Monday, Jan. 16, 1939

Pithy Primer

Assen Jordanolf, at 18, built the first airplane in Bulgaria. Year later he was a Bulgarian War ace, flying on the Salonika front. When the War ended, and the Neuilly treaty left Bulgaria one plane, he flew that until it was wrecked by a hurricane. In 1921 he heard that $1,000,000 was waiting in the U. S. for anyone who would fly around the world. He came over to collect.

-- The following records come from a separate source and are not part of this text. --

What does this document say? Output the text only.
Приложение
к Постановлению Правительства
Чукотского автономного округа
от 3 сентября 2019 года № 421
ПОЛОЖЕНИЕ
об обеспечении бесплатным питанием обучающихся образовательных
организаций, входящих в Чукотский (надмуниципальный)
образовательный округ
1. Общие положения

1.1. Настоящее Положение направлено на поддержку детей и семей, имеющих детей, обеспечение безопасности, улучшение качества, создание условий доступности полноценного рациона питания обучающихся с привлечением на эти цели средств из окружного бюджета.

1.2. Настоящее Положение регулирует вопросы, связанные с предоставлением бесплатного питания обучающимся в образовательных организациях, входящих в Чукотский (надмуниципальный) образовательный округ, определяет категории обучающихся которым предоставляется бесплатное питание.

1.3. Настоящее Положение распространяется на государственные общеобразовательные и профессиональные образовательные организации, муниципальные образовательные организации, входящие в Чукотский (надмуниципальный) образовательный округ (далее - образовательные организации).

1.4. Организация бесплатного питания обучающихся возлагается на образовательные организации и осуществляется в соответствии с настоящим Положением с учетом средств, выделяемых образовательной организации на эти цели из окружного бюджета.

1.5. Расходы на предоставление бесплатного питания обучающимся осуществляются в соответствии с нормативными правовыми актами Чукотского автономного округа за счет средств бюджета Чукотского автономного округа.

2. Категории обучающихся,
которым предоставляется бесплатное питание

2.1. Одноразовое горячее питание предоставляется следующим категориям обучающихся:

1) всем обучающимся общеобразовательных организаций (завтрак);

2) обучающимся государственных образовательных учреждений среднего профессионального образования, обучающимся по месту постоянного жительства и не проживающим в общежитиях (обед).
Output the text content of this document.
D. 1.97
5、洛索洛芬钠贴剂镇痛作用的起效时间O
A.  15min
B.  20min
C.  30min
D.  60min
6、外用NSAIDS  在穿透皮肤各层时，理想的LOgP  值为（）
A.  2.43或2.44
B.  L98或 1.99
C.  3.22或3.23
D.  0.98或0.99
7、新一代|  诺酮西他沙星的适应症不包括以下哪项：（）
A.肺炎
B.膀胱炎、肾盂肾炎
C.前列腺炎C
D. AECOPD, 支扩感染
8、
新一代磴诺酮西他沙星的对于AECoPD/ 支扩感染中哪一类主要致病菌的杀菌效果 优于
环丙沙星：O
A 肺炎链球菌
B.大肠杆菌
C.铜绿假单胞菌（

Handsome, 42-year-old Assen Jordanoff has never flown around the world, but in the last few years he has collected lots of money. In his early U. S. years he was barnstormer, instructor (he gave a ground lesson to the late Thomas Alva Edison), movie consultant and test pilot. By 1929 he was able to set down his flying notions in good plain English in newspapers and magazines. In 1932 he turned out a book, Flying, and How To Do It, that sold mightily for a dollar. On the strength of this, Funk & Wagnalls engaged him to write a $2.50 book, Your Wings.

In Your Wings, in simple, first-person, instructor-to-student dialogue, Jordanoff told how to fly, prudently prefacing the course with lectures on the history of flying, aerodynamics and how to use a parachute. Through 27 chapters he guided the student off the ground, through rudimentary flight, and back to earth again; told him about motors, propellers, wing lift, etc. ; took off with him again for turns, climbs, glides, later for stalls and spins and aerobatics; sent him soloing; proceeding thence through discussions of "avigation," instruments, fuels, radio, accessories, etc.

Assen Jordanoff brightened his book with hundreds of lucid and often humorous illustrative drawings and diagrams, spiced it with asides like: "The difference between a three-point landing and a one-point landing is that after the first you can fly the plane again. . . . Being playful close to the ground may mean an extra order of lilies for your neighborhood florist."

Your Wings was published in January 1937. Before long, flying schools began to recommend it to students. Airlines, instrument companies, even CCC camps bought it. Tennessee, where flying courses are provided in State-run air schools, made it a textbook. Your Wings got its mightiest circulation zoom last spring, when the Soviet Government cornered the Russian rights and distributed 100,000 copies.

Last week Your Wings, still a best selling book on aviation, seemed headed for another zoom. With the Civil Aeronautics Authority starting a drive to train 20,000 pilots annually in U. S. colleges and universities, Assen Jordanoff's dialogues were easily the most readable preliminary instructions available.

As a companion book to Your Wings, Funk & Wagnalls last fall published Jordanoff's Through the Overcast, a course in weather and instrument flying done in the same pithy, well-illustrated style. By itself and packaged with Your Wings it has thus far sold 10,000 copies in the U. S., is still going at the rate of about 500 a week.